Published March 6, 2013
The Catholic Difference
Pope Benedict XVI once observed, wryly, that one clear sign of the Church’s divine origins was that faithful Catholics kept coming to Mass despite hearing dreadful preaching, Sunday after Sunday. One wonders whether the priests to whom he made this remark blushed, externally or in the privacy of conscience.
No one ever heard a dreadful homily from Pope Benedict XVI, the greatest papal preacher since Gregory the Great in the sixth century. Indeed, it’s not impossible to imagine that, a hundred years from now, the Office of Readings in a reformed Liturgy of the Hours will include several selections from the homilies of “Joseph Ratzinger, Pope Benedict XVI,” as the current breviary includes selections from “St. Gregory the Great, pope.”
Benedict XVI’s luminously clear and theologically rich homilies were the product of a singular intelligence wedded to great learning, even as they were ultimately grounded in, and expressed, a deep faith in Jesus Christ as Lord and Savior. No preacher of his generation knew the Christian theological tradition as well as Joseph Ratzinger; few, it seemed, had absorbed themselves with the word of God in holy Scripture as intensely as the man who became Benedict XVI.
In his preaching (as in his book-triptych, “Jesus of Nazareth”), Pope Benedict harvested what was worth reaping from a modern, historical-critical study of the Bible while filtering that learning through a theological reading of the Old and New Testaments. Unlike homilists who foolishly preach straight out of the historical-critical playbook—this doesn’t happen; that’s just a myth—Ratzinger’s homilies did not leave his listeners feeling as if the biblical text had been dissected into shards and fragments, like the detritus on an autopsy room floor. Rather, he invited congregants into a deeper encounter with the text by acknowledging the contributions of modern historical-critical analysis while showing how those methods, properly deployed within their own limits, can become part of a nobler, richer, more spiritually enlarging exposition of the deep meaning of Scripture.
Pope Benedict XVI preached out of the conviction that the Bible is a living text, not a dead artifact—the living word of God in human words, as Vatican II taught. And that made all the difference.

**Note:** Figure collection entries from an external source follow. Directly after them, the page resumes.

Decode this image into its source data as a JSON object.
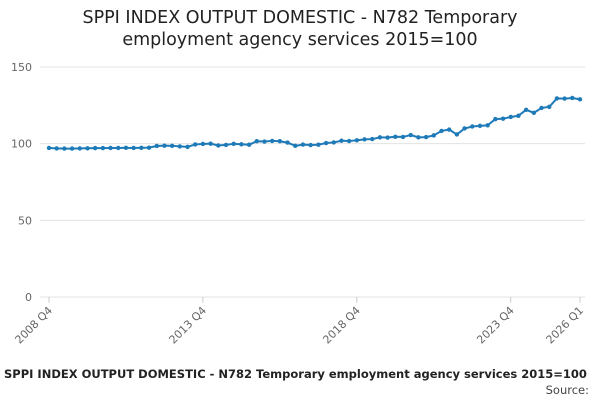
{
  "chart_data": {
    "type": "line",
    "title": "SPPI INDEX OUTPUT DOMESTIC - N782 Temporary employment agency services 2015=100",
    "categories": [
      "2008 Q4",
      null,
      null,
      null,
      null,
      null,
      null,
      null,
      null,
      null,
      null,
      null,
      null,
      null,
      null,
      null,
      null,
      null,
      null,
      null,
      "2013 Q4",
      null,
      null,
      null,
      null,
      null,
      null,
      null,
      null,
      null,
      null,
      null,
      null,
      null,
      null,
      null,
      null,
      null,
      null,
      null,
      "2018 Q4",
      null,
      null,
      null,
      null,
      null,
      null,
      null,
      null,
      null,
      null,
      null,
      null,
      null,
      null,
      null,
      null,
      null,
      null,
      null,
      "2023 Q4",
      null,
      null,
      null,
      null,
      null,
      null,
      null,
      null,
      "2026 Q1"
    ],
    "series": [
      {
        "name": "SPPI INDEX OUTPUT DOMESTIC - N782 Temporary employment agency services 2015=100",
        "color": "#1f7ab8",
        "values": [
          97.2,
          96.9,
          96.8,
          96.8,
          96.9,
          97.0,
          97.1,
          97.1,
          97.2,
          97.2,
          97.3,
          97.2,
          97.3,
          97.4,
          98.5,
          98.7,
          98.6,
          98.2,
          97.9,
          99.5,
          99.8,
          100.0,
          98.8,
          99.2,
          99.9,
          99.6,
          99.3,
          101.6,
          101.4,
          101.8,
          101.6,
          100.7,
          98.6,
          99.4,
          99.1,
          99.3,
          100.4,
          100.8,
          101.9,
          101.7,
          102.2,
          102.8,
          103.0,
          104.1,
          104.0,
          104.5,
          104.4,
          105.6,
          104.1,
          104.3,
          105.4,
          108.3,
          109.2,
          106.0,
          109.9,
          111.2,
          111.6,
          112.0,
          116.0,
          116.3,
          117.4,
          118.2,
          122.1,
          120.1,
          123.3,
          124.0,
          129.5,
          129.4,
          129.8,
          128.9
        ]
      }
    ],
    "ylim": [
      0,
      150
    ],
    "yticks": [
      0,
      50,
      100,
      150
    ],
    "grid": true,
    "source": "Source:"
  }
}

His models, it seems, were the Fathers of the Church, to whose theological works he once dedicated an entire cycle of general audience addresses.
Contemporary homiletics “experts” and preaching gurus typically pay little attention to the Fathers and their expository method of unpacking the biblical text so that its interior, spiritual meaning is brought to light. Jokes, amusing stories, therapeutic prescriptions—all of these, it’s often suggested, are essential parts of the 21st-century homilist’s kitbag, because preachers today address congregations exposed daily, even hourly, to the siren-songs of popular culture. (Evidently the thought rarely occurs that worshippers are looking for relief from the vulgarities of pop culture, not for a flaccid imitation of it.)
Ratzinger’s preaching never indulged in such nonsense. There were no tricks, no stories, no jokes and no psychobabble. He treated his listeners as adults who had a baptismal right to hear the word of God expounded in accord with the symphony of Catholic truth. Thus his preaching combined serious, scholarly exegesis or analysis of the biblical text with solid doctrinal instruction, such that the Bible opened up into the Catechism while the Catechism helped unpack the fuller meaning of the Bible.
And he did all of this with breathtaking simplicity. When I was interviewing then-Cardinal Joseph Ratzinger for “Witness to Hope,” the first volume of my biography of John Paul II, I had the impression, which I first thought was an aural illusion, that he answered my questions in complete paragraphs. Yet when I came to transcribe the tapes of our conversations I found that he did, indeed, think and speak in complete paragraphs. That same skill was evident in Benedict XVI’s preaching, which achieved the noble simplicity and accessibility that can only be an expression of rock-solid faith, purified (and indeed radicalized) by deep and broad learning and by prayer.
It was the simplicity that only comes on the far side of complexity. And it set a model for every deacon, priest, and bishop in the Catholic Church to follow, both during his pontificate and long beyond.
George Weigel is Distinguished Senior Fellow of the Ethics and Public Policy Center in Washington, D.C. and holds EPPC’s William E. Simon Chair in Catholic Studies. Mr. Weigel’s syndicated Catholic press column, “The Catholic Difference,” is the most widely circulated Catholic press column in the country, reaching a combined readership of some two million persons each week.